Members of the Buffalo Common Council and its finance committee took part in a special meeting with the comptroller's staff to discuss the issue. Council members told reporter Ed Reilly that something needs to be done so Buffalo does not return to a period of oversight by a "hard" control board.

"I was here at the end of the hard control board and it was not a very pleasant situation," said Common Council President Darius Pridgen. "We don't believe the sky is falling as this point. We just believe that we don't want to sky to fall," added Pridgen.

"It shows the urgency of the situation. I think the meeting today was the first step in the right direction," said Rasheed Wyatt, University District Councilmember.

As part of the presentation, the comptroller's office showed the lawmakers data that illustrated how the city's fund balance has decreased $58 million since 2015.

Mayor Byron Brown sees things differently.

"We restored the city to fiscal health and the city is now in a period of fiscal prosperity," explained the mayor.

Brown said his administration has kept taxes low with conservative budgets while making sure the city's "Emergency Stabilization Fund" has enough to cover thirty (30) days of operating expenses for things such as natural disasters and other catastrophes.

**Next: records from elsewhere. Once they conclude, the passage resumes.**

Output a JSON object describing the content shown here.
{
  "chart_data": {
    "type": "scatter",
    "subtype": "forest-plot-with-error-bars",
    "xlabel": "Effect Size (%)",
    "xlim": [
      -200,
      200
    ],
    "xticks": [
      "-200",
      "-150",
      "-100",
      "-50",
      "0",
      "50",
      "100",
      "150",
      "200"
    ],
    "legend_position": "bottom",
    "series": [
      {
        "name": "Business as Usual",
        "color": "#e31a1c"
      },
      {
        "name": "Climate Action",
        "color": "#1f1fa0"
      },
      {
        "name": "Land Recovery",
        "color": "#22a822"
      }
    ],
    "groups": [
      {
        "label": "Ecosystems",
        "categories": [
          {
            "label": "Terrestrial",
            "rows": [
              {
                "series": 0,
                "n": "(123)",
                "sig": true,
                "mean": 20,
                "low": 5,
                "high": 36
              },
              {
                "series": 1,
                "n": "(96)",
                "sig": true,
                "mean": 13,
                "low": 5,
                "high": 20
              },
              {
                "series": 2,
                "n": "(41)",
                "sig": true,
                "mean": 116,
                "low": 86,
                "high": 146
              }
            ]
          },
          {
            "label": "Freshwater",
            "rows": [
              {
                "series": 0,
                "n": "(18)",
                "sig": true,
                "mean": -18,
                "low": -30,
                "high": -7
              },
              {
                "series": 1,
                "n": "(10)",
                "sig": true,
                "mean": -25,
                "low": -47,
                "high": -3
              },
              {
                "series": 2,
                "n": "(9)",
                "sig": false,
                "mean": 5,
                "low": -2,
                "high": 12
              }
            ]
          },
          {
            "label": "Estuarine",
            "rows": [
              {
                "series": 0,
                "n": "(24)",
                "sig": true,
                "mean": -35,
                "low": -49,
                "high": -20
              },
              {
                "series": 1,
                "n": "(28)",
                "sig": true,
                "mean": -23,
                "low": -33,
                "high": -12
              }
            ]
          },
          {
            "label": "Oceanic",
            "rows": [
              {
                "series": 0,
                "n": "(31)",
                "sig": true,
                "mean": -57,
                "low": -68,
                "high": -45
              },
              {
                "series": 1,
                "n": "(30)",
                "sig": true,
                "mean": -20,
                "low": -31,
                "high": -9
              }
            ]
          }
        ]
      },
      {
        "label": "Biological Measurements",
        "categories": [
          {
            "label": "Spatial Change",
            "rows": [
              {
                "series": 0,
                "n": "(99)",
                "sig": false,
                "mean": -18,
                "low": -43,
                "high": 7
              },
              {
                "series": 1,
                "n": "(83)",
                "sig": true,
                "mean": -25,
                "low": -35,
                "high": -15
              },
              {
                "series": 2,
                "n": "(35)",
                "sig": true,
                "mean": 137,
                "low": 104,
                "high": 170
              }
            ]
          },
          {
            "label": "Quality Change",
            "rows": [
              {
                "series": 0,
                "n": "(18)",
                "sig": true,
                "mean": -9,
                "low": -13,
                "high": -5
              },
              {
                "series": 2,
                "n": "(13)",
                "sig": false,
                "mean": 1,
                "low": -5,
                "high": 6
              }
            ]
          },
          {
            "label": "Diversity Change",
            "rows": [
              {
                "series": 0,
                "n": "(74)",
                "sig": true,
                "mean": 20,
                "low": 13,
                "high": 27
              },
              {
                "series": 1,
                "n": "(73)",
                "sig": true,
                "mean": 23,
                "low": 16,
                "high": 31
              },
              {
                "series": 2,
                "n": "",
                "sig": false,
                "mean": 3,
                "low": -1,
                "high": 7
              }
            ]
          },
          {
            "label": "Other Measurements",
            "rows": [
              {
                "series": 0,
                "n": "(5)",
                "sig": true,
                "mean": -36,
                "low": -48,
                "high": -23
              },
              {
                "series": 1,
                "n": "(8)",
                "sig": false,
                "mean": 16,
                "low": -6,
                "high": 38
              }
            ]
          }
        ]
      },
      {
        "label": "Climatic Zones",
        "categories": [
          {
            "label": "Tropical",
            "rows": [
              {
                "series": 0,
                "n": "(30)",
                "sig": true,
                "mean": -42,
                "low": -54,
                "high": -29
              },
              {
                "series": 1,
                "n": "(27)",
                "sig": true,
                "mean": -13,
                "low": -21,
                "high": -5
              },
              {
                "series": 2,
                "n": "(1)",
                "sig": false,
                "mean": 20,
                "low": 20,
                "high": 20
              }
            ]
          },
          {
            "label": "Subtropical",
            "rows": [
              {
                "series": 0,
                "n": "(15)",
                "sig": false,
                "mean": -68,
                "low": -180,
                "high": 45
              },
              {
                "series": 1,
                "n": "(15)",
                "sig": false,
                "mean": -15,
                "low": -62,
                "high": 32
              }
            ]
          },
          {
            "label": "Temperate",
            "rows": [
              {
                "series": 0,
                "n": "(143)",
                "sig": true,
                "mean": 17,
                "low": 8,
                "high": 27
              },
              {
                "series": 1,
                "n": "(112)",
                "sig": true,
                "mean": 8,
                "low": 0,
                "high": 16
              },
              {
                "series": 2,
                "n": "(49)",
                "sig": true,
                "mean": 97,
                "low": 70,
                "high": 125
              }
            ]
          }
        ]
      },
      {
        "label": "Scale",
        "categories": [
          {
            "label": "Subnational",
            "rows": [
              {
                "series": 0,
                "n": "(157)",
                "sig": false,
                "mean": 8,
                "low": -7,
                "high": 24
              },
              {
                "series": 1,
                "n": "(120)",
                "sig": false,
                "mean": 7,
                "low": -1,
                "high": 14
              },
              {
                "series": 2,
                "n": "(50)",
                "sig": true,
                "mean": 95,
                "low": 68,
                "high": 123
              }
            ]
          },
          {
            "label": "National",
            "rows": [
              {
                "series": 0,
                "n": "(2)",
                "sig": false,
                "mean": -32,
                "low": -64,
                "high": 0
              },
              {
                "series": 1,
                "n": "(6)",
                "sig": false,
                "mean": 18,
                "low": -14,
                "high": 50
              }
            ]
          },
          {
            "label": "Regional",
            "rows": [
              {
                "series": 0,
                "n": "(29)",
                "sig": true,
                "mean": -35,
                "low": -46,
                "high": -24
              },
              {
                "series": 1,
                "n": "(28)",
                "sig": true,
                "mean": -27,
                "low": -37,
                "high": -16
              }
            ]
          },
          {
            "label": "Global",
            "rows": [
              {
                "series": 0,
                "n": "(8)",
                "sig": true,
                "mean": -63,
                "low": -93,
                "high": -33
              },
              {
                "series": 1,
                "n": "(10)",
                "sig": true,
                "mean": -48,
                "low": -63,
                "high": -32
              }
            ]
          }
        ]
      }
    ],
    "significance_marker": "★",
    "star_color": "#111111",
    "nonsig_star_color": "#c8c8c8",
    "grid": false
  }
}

Thirty (30) days is required by the city charter.

Part of the problem is caused by the lack of casino payments, due to the ongoing dispute between New York State and the Seneca Nation of Indians. The comptroller's office estimated those payments should be around $11 million for this year.

As to the idea of a binding "Balance Fund Policy," the mayor's office believes it would hurt the city because it might require cuts equal to approximately $38 million.

"It would create a situation where there would be massive layoffs, programs cuts and service cuts," said the mayor.

The controller and several council members said they are not interested in seeing cuts, but said the issue does need to be addressed. "It is no different than your own personal budgets where you have to set priorities," added David Rivera, Niagara District Councilmember.

The plan is to have more discussions between the council, comptroller and administration about the "Fund Balance Policy" after Mayor Brown makes his state-of-the-city address.